Denis Koroskin wrote:
On Wed, 28 Oct 2009 17:22:00 +0300, Andrei Alexandrescu
<seewebsiteforem...@erdani.org> wrote:
Walter has magically converted his work on T[new] into work on making
associative arrays true templates defined in druntime and not
considered very special by the compiler.
Wow, this is outstanding! (I hope it didn't have any negative impact on
compile-time AA capabilities).
This is very exciting because it opens up or simplifies a number of
possibilities. One is that of implementing true iteration. I actually
managed to implement last night something that allows you to do:
int[int] aa = [ 1:1 ];
auto iter = aa.each;
writeln(iter.front.key);
writeln(iter.front.value);
Two other iterations are possible: by key and by value (in those cases
iter.front just returns a key or a value).
One question is, what names should these bear? I am thinking of makign
opSlice() a universal method of getting the "all" iterator, a default
that every container must implement.
For AAs, there would be a "iterate keys" and "iterate values"

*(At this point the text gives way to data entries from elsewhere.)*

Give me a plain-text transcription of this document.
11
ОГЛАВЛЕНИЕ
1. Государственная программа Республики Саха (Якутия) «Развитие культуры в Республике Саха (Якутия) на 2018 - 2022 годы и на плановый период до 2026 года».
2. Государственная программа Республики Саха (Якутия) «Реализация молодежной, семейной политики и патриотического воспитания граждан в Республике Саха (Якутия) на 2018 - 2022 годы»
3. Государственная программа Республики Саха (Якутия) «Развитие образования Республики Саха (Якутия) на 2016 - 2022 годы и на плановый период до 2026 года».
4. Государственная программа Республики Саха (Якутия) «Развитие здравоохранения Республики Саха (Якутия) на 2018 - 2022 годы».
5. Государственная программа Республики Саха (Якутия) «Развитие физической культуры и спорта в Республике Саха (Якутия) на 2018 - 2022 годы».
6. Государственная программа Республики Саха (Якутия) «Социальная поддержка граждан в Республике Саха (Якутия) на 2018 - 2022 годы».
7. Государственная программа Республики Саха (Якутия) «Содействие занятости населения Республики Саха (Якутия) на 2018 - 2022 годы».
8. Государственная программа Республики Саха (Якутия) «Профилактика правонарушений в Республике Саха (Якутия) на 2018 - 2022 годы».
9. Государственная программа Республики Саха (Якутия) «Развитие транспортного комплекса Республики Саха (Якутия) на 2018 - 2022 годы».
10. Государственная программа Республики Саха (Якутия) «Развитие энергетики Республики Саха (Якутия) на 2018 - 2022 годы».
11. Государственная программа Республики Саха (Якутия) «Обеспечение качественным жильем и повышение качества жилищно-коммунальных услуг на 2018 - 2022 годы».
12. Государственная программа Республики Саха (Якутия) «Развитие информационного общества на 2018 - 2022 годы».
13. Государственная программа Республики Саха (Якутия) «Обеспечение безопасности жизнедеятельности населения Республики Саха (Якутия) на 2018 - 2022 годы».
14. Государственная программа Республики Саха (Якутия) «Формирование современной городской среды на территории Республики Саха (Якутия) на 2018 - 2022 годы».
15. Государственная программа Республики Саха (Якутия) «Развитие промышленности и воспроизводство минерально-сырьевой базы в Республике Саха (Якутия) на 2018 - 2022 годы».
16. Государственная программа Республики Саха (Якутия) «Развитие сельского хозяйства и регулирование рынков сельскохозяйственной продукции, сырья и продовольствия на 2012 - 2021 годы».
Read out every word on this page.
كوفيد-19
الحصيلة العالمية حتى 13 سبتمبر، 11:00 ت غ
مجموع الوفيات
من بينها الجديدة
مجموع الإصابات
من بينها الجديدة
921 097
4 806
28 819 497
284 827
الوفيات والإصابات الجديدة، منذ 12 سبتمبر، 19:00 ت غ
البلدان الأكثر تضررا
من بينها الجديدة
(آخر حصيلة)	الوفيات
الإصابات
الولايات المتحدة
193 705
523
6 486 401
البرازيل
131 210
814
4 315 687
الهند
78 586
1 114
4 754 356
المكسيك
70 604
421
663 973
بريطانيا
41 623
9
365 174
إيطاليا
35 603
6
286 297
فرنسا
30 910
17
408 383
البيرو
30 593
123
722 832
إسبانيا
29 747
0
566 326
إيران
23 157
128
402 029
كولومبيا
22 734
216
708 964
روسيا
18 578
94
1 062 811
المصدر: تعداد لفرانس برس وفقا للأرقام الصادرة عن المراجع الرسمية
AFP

properties or functions. How should they be called?
Thanks,
Andrei
If AA is providing a way to iterate over both keys and values (and it's
a default iteration scheme), why should AA provide 2 other iteration
schemes? Can't they be implemented externally (using adaptor ranges)
with the same efficiency?
foreach (e; keys(aa)) {
writefln("key: %s", e);
}
foreach (e; values(aa)) {
writefln("value: %s", e);
}
Of course. In fact, given the iterator with .key and .value, you can
always apply map!"a.key" or map!"a.value" to select the desired member.
I'd also like you to add a few things in an AA interface.
First, opIn should not return a pointer to Value, but a pointer to a
pair of Key and Value, if possible (i.e. if this change won't sacrifice
performance).
I'm coy about adding that because it forces the implementation to hold
keys and values next to each other. I think that was a minor mistake of
STL - there's too much exposure of layout details.
Second, AA.remove method should accept result of opIn operation to avoid
an additional lookup for removal:
if (auto value = key in aa) {
aa.remove(key); // an unnecessary lookup
}
I'll make aa.remove(key) always work and return a bool that tells you
whether there was a mapping or not.
Something like this would be perfect:
struct Element(K,V)
{
const K key;
V value;
}
struct AA(K,V)
{
//...
ref Element opIn(K key) { /* throws an exception if element is not
found */ }
void remove(ref Element elem) { /* removes an element from an AA */ }
void remove(K key) { remove(key in this); }
AARange!(K,V) opSlice() { /* iterates over both keys and values */ }
}
Last, I believe foreach loop should automatically call opSlice() on
iteratee.
foreach in D2 should already call opSlice() whenever it's defined. If it
doesn't, that's a bug in the compiler.